While Bieker acknowledges that other naval architects have built more boats, he also admits that he’s allergic to repetition. “It’s a more time-consuming and expensive way to work—to re-create the wheel each time—but it means you learn.”

This is evident at Bieker Boats’ offices in Anacortes, Washington, where Bieker works with his business partner, Eric Jolly, and designer, Evan Walker. Massive monitors display projects being created using the latest computational-design tools; the shelves are populated with exquisite one-off carbon-fiber bits from various campaigns. 

“I don’t advertise,” he says. “My dad always said, ‘You get the work you deserve,’ so all of my work has been word of mouth. That way, you get good clients.”
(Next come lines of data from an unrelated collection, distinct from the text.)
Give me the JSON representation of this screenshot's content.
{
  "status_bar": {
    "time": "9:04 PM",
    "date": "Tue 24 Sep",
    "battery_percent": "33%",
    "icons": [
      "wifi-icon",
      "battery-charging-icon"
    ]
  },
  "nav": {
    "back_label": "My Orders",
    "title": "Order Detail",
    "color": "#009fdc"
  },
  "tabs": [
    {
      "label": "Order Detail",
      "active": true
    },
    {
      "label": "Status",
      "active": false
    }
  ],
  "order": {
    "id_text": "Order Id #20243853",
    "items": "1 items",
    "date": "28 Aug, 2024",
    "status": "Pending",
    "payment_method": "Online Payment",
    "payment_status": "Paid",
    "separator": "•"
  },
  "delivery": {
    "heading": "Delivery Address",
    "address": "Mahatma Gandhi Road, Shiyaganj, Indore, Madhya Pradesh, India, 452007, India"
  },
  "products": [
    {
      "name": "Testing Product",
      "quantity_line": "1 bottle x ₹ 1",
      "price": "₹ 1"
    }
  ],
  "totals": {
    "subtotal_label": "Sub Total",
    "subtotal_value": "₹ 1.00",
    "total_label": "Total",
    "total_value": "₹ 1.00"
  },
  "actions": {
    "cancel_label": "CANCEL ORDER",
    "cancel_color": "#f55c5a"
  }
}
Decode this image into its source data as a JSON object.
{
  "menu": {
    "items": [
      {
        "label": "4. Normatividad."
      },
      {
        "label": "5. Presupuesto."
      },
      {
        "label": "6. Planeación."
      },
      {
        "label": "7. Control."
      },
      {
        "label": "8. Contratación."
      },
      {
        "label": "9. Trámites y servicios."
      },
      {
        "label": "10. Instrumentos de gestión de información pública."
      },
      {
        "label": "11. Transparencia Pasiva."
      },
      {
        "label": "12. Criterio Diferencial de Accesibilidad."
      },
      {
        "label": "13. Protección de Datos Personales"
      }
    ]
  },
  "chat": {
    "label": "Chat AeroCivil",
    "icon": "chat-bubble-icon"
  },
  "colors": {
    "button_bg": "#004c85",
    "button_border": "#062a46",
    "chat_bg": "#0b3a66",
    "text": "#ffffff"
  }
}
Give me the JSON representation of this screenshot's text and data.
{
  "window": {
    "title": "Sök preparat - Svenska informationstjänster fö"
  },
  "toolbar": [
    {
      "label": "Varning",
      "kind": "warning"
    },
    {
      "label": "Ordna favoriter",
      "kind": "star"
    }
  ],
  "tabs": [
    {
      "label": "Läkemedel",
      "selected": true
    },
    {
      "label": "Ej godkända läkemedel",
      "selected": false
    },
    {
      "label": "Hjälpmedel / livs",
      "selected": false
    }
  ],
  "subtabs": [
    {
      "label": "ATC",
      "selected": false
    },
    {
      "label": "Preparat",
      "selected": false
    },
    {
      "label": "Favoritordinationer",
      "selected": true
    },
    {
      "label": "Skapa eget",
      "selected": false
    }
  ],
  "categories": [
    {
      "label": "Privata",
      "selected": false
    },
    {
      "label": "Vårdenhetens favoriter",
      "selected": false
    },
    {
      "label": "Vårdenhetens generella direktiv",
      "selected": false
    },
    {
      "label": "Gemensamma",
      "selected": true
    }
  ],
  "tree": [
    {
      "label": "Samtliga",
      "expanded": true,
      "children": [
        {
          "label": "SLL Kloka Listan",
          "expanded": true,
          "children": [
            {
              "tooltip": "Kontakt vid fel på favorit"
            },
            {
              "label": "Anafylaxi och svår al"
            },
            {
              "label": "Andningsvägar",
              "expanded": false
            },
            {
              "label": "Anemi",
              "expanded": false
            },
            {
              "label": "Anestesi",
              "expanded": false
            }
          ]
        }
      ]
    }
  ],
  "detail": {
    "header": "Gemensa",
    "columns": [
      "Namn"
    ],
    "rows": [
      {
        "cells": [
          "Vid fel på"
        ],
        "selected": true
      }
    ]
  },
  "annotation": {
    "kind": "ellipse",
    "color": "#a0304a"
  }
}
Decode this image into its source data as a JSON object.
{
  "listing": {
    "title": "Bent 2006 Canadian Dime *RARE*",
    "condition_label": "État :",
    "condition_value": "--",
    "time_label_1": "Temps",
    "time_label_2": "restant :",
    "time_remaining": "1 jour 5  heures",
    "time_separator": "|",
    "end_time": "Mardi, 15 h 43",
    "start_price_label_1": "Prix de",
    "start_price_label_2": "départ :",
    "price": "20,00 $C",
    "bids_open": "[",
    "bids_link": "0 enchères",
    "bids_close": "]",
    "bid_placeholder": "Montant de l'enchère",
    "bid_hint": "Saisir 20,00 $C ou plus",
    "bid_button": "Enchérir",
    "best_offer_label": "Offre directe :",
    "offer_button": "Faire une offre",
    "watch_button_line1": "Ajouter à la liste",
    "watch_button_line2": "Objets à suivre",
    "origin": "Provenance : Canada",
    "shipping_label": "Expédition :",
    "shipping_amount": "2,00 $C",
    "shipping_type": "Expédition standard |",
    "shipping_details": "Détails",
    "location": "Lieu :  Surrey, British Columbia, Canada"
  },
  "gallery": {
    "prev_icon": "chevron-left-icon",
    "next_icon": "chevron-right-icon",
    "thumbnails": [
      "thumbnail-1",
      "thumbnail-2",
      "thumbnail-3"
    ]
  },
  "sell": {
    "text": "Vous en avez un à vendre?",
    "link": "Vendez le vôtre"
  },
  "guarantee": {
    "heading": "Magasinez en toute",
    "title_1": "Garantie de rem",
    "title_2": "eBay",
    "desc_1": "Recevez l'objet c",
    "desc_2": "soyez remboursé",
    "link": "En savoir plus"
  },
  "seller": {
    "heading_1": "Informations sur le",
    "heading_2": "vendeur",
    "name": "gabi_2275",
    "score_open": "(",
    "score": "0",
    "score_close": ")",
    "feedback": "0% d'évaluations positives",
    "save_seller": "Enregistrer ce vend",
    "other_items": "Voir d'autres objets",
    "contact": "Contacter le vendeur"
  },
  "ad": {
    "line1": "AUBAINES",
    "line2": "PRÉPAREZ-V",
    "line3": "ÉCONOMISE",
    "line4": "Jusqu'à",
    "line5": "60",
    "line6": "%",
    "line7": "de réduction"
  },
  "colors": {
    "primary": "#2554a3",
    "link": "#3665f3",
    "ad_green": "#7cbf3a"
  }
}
When queried about what his dream project would be at this stage of his career, Bieker envisions a career circumnavigation. “It would be to design a performance cruiser,” he says. “That 55 was my first shot at that kind of boat, and it would be fun to do more.” 

Given that Bieker and McKee describe Dark Star—a 44-foot carbon-­fiber build that weighs 10,300 pounds—as a cruiser-racer, this sure wouldn’t be some bloated dock condo. It could very well have a foil or two, and will most certainly look different than every other boat in the marina.